Il 19 giugno scorso è stato presentato lo studio “Energy Efficiency Report 2024”, realizzato dall’Area Energy&Strategy della School of Management del Politecnico di Milano, da cui emerge che la recezione e l’adeguamento dell’Italia alla cd. Direttiva Case Green costerebbe al nostro Paese circa 180 miliardi di euro.
Ricordiamo, appunto, che l’Italia non ha ancora recepito la Direttiva che per gli edifici residenziali ha un target di riduzione dei consumi di energia del 16% al 2030 rispetto al 2020. Al momento, secondo i calcoli del team di Energy & Strategy, sarebbero da efficientare almeno il 43% degli immobili in classe G, che rappresentano circa il 40% del parco immobiliare italiano: un intervento che costerebbe tra i 93 e i 103 miliardi di euro, a cui ne andrebbero aggiunti altri 80 per coprire il restante 45%, e intervenire sugli edifici delle altre classi energetiche.
Il modello del Politecnico è stato elaborato analizzando sei casi abitativi: appartamento in condominio di dieci unità e villetta monofamiliare al Nord, Centro e Sud.

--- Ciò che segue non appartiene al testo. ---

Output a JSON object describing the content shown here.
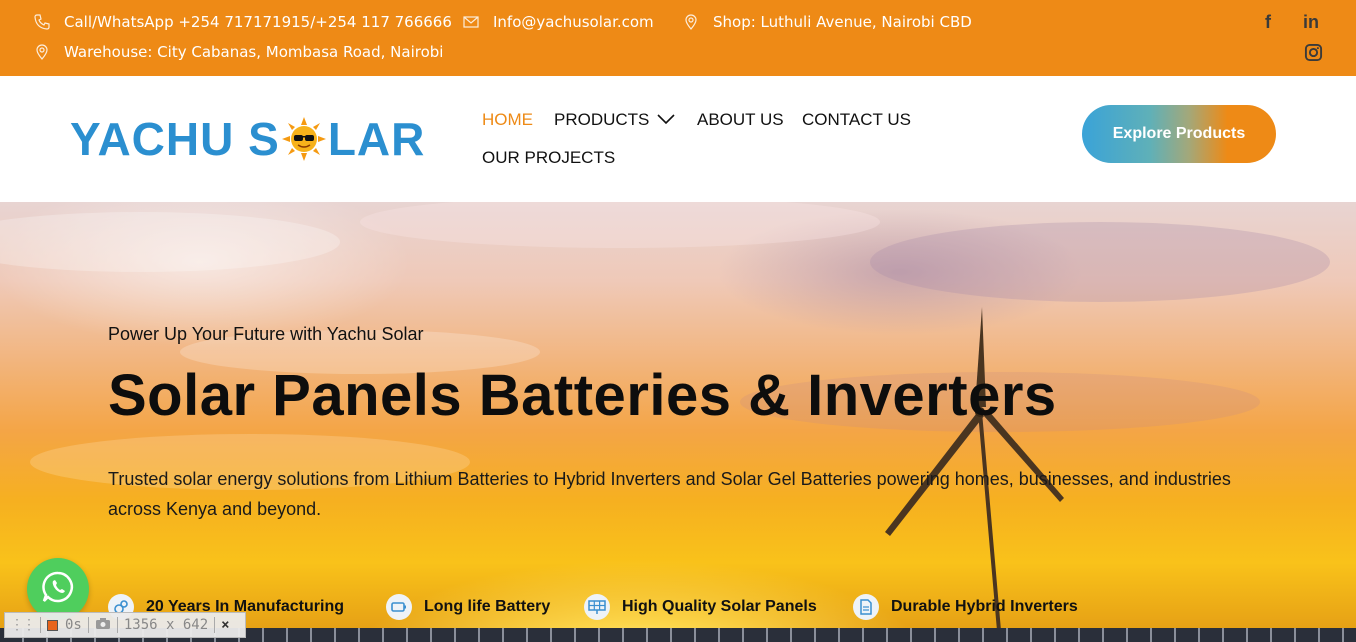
{
  "topbar": {
    "phone": "Call/WhatsApp +254 717171915/+254 117 766666",
    "email": "Info@yachusolar.com",
    "shop": "Shop: Luthuli Avenue, Nairobi CBD",
    "warehouse": "Warehouse: City Cabanas, Mombasa Road, Nairobi",
    "social": {
      "facebook": "f",
      "linkedin": "in"
    }
  },
  "header": {
    "logo": {
      "part1": "YACHU S",
      "part2": "LAR"
    },
    "nav": {
      "home": "HOME",
      "products": "PRODUCTS",
      "about": "ABOUT US",
      "contact": "CONTACT US",
      "projects": "OUR PROJECTS"
    },
    "cta": "Explore Products"
  },
  "hero": {
    "subtitle": "Power Up Your Future with Yachu Solar",
    "title": "Solar Panels Batteries & Inverters",
    "description": "Trusted solar energy solutions from Lithium Batteries to Hybrid Inverters and Solar Gel Batteries powering homes, businesses, and industries across Kenya and beyond.",
    "features": [
      "20 Years In Manufacturing",
      "Long life Battery",
      "High Quality Solar Panels",
      "Durable Hybrid Inverters"
    ]
  },
  "recorder": {
    "time": "0s",
    "size": "1356 x 642",
    "close": "×"
  },
  "colors": {
    "accent": "#ee8a16",
    "logo_blue": "#2b8fd0",
    "whatsapp": "#4fce5d"
  },
  "icons": [
    "phone-icon",
    "email-icon",
    "location-icon",
    "facebook-icon",
    "linkedin-icon",
    "instagram-icon",
    "chevron-down-icon",
    "whatsapp-icon",
    "camera-icon"
  ]
}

Per ognuno sono stati previsti tre scenari di riduzione dei consumi, ovvero: l’opzione uno, il cambio della caldaia, è un intervento che ha costi ridotti (26-30 mila euro per un condominio, 3,5mila euro per una villetta), ma riesce a malapena a raggiungere il 20% di riduzione richiesto. Con le opzioni due e tre ci si avvicina al 70% di riduzione, ma servono interventi che comprendono cappotto, installazione di pompa di calore e impianto fotovoltaico. In questo caso i costi lievitano a circa 55-60 mila euro per una villetta e intorno ai 400mila per un condominio.
Nel 2023, gli investimenti in efficienza energetica in Italia sono stati pari a circa 85-95 miliardi di euro, trainati dal settore residenziale, grazie al Superbonus (55-59 miliardi di euro, il triplo dei 20 miliardi scarsi spesi nel 2022), e dal terziario (25-29 miliardi). Decisamente poco rilevanti invece la Pubblica Amministrazione, i cui investimenti sono supportati principalmente da PREPAC, PNRR e Conto Termico, e il settore industriale, che ha tuttavia registrato un aumento del 20% rispetto al 2022.
Secondo il Vice Direttore di Energy & Strategy, Davide Chiaroni, lo slittamento dell’orizzonte 2030 di almeno cinque anni diventa quasi una necessità dal momento che, dall’insediamento del nuovo Parlamento, in termini previsionali mancano quattro anni alla scadenza del primo target: «Lavorare sul 43% di cinque milioni di edifici (la stima dei più inefficienti) in quattro anni vorrebbe dire attivare 800mila cantieri all’anno. Per quanto riguarda l’Italia, per un’operazione di larga scala serve riportare sul tavolo strumenti come la cessione del credito, sicuramente migliorabili, ma che permettono ai cittadini di agire sui propri immobili».